Consider again the pseudo firm that purchases the S&P 500 (SPX) index by issuing equity and a zero-coupon bond with face value K and maturity T.

Bond holders have a payoff at time T equal to
Payoff Bond Holders = K – (1-k) * max(K - A(T), 0) – k *K 1(Default)
where 1(Default) = 1 if default occurs (i.e. if A(T) < K). Graphically, the payoff of bond holders with bankruptcy costs is given by

The value of the zero coupon bond “issued” by the SPX-based pseudo firm with bankruptcy costs is
B(t,T) = K Z(t,T) – (1 – k) PSPX(K,t,T) – k VDigital(K,t,T)
where VDigital(K,t,T) is the value of a digital SPX options that pays K if A(T) < K and zero otherwise.

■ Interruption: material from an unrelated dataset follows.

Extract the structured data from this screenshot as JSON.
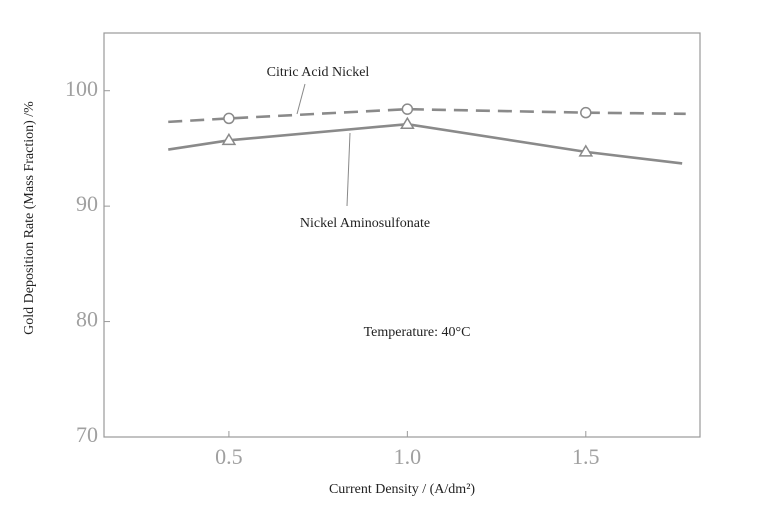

A complication is that digital options are not traded (or at least, their prices cannot be easily obtained from standard datasets). We can approximate the value of a digital option with a portfolio of options
VDigital(K,t,T) ≈ K/(K – K’) [PSPX(K,t,T) – PSPX(K’,t,T)]

The approximated payoff at T is
Approximate Payoff of Digital Option ≈ K [max(K – A(T), 0 ) – max(K’ – A(T), 0)] / (K – K’)

That is:
A(T) < K’ ⇒ Approximate Payoff = K
K’< A(T) < K ⇒ Approximate Payoff = K [K – A(T) ] / [ K – K’]
A(T) > K ⇒ Approximate Payoff = 0

Graphically, the total payoff to bond holder with approximate bankruptcy costs is given by:

The advantage of using this approximation is that the portfolio is still a traded portfolio of put options and no interpolation is necessary. A disadvantage is clearly that the approximation is not perfect.

On the other hand, this setting would also be consistent with bankruptcy costs that depend on the amount of shortfall of assets over the face value of original debt K.

The bankruptcy cost k can be calibrated to obtain losses given default of pseudo bonds that mimic the ones of real corporate bonds.